【月刊・白鵬】「夏を満喫した」という横綱の、初めての体験

  • 武田葉月●構成 text&photo by Takeda Hazuki

第53回:夏巡業

名古屋場所での優勝パレードで歓喜する白鵬(右)。左は旗手を務めた旭天鵬。名古屋場所での優勝パレードで歓喜する白鵬(右)。左は旗手を務めた旭天鵬。名古屋場所(7月場所)で
通算35回目の優勝を飾った横綱。
その後は、ほとんど休む間もなく、
夏巡業で全国各地を奔走した。
その充実した巡業の日々を振り返る――。

 35回目の優勝を遂げた名古屋場所(7月場所)が終わって、その1週間後には、長期間の夏巡業に出発しました。おかげで、今年の8月は「夏を満喫したな」と感じています。

 およそ3週間にわたる夏巡業は、8月3日の岐阜市から始まりました。以降、北陸、上越を経て、東北、そして北海道まで行って、帰京。少し間を置いて、東京・丸の内のKITTE場所(8月29日)での巡業を最後に終了しました。

 めぐった土地は、17箇所。思い返してみれば、こんなに長くて、これほど多くの場所に訪れた夏巡業は、私にとっては初めての経験でしたね。

 巡業先では、さまざまな体験をして、それぞれの場所でいい思い出ができました。石川県や新潟県では、新鮮な海の幸を目いっぱい堪能させていただきました。一方、福島県では3箇所で巡業を行なって、いまだ復興途中にある被災地の現状を目の当たりにしました。

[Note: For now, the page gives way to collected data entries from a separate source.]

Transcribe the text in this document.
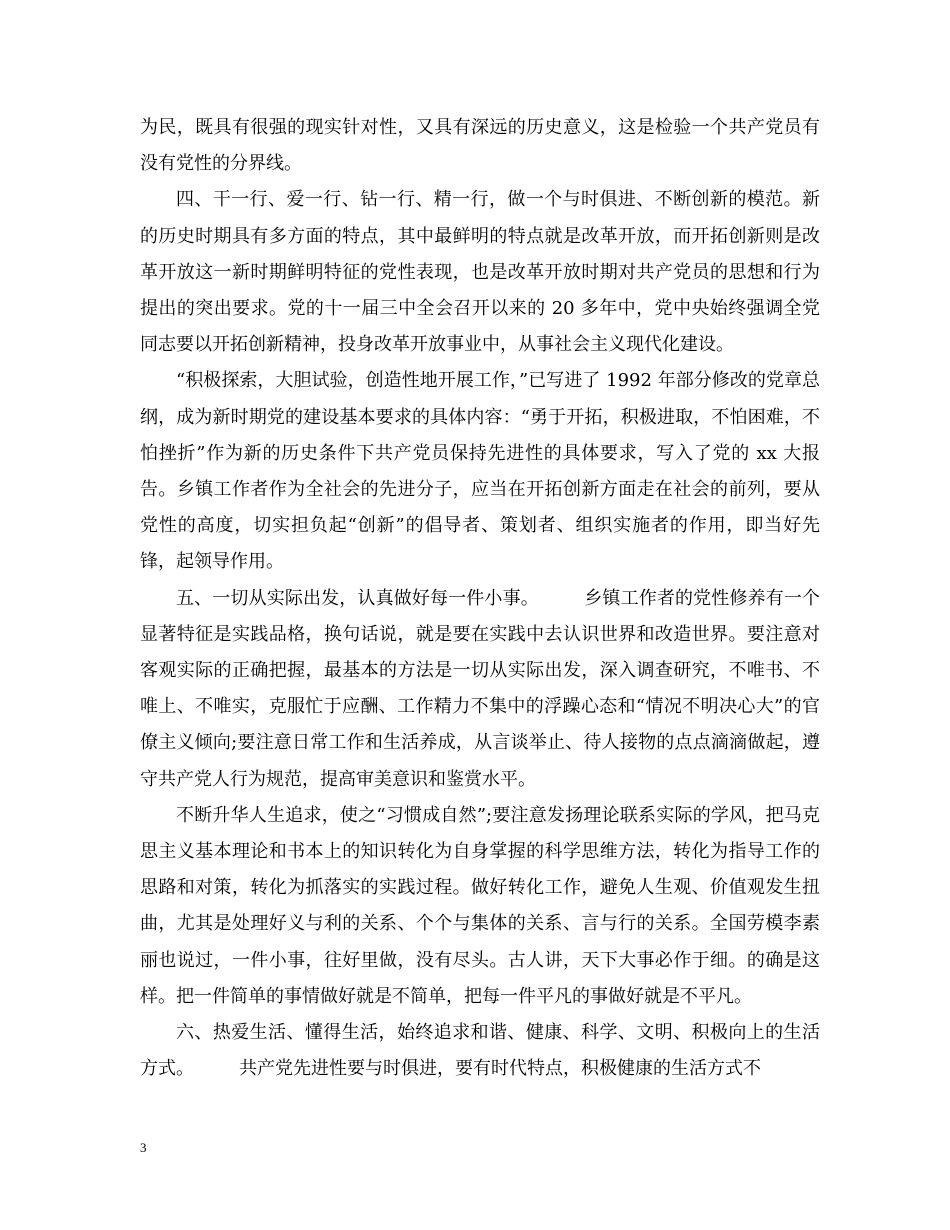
为民，既具有很强的现实针对性，又具有深远的历史意义，这是检验一个共产党员有没有党性的分界线。

四、干一行、爱一行、钻一行、精一行，做一个与时俱进、不断创新的模范。新的历史时期具有多方面的特点，其中最鲜明的特点就是改革开放，而开拓创新则是改革开放这一新时期鲜明特征的党性表现，也是改革开放时期对共产党员的思想和行为提出的突出要求。党的十一届三中全会召开以来的 20 多年中，党中央始终强调全党同志要以开拓创新精神，投身改革开放事业中，从事社会主义现代化建设。

“积极探索，大胆试验，创造性地开展工作，”已写进了 1992 年部分修改的党章总纲，成为新时期党的建设基本要求的具体内容：“勇于开拓，积极进取，不怕困难，不怕挫折”作为新的历史条件下共产党员保持先进性的具体要求，写入了党的 xx 大报告。乡镇工作者作为全社会的先进分子，应当在开拓创新方面走在社会的前列，要从党性的高度，切实担负起“创新”的倡导者、策划者、组织实施者的作用，即当好先锋，起领导作用。

五、一切从实际出发，认真做好每一件小事。　　　乡镇工作者的党性修养有一个显著特征是实践品格，换句话说，就是要在实践中去认识世界和改造世界。要注意对客观实际的正确把握，最基本的方法是一切从实际出发，深入调查研究，不唯书、不唯上、不唯实，克服忙于应酬、工作精力不集中的浮躁心态和“情况不明决心大”的官僚主义倾向;要注意日常工作和生活养成，从言谈举止、待人接物的点点滴滴做起，遵守共产党人行为规范，提高审美意识和鉴赏水平。

不断升华人生追求，使之“习惯成自然”;要注意发扬理论联系实际的学风，把马克思主义基本理论和书本上的知识转化为自身掌握的科学思维方法，转化为指导工作的思路和对策，转化为抓落实的实践过程。做好转化工作，避免人生观、价值观发生扭曲，尤其是处理好义与利的关系、个个与集体的关系、言与行的关系。全国劳模李素丽也说过，一件小事，往好里做，没有尽头。古人讲，天下大事必作于细。的确是这样。把一件简单的事情做好就是不简单，把每一件平凡的事做好就是不平凡。

六、热爱生活、懂得生活，始终追求和谐、健康、科学、文明、积极向上的生活方式。　　　共产党先进性要与时俱进，要有时代特点，积极健康的生活方式不

3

その際は、復興に向けて、私自身にできることは何か、新たに考えさせられましたね。

 北海道では、札幌市で2日間の巡業が行なわれました。カラッとした空気の中、気分がとても爽快になりました。食べ物も美味しくて、この時期の北海道は本当にいいですね。気候や空気感が、私の母国モンゴルの雰囲気に似ているから、余計に居心地がいいのかもしれません。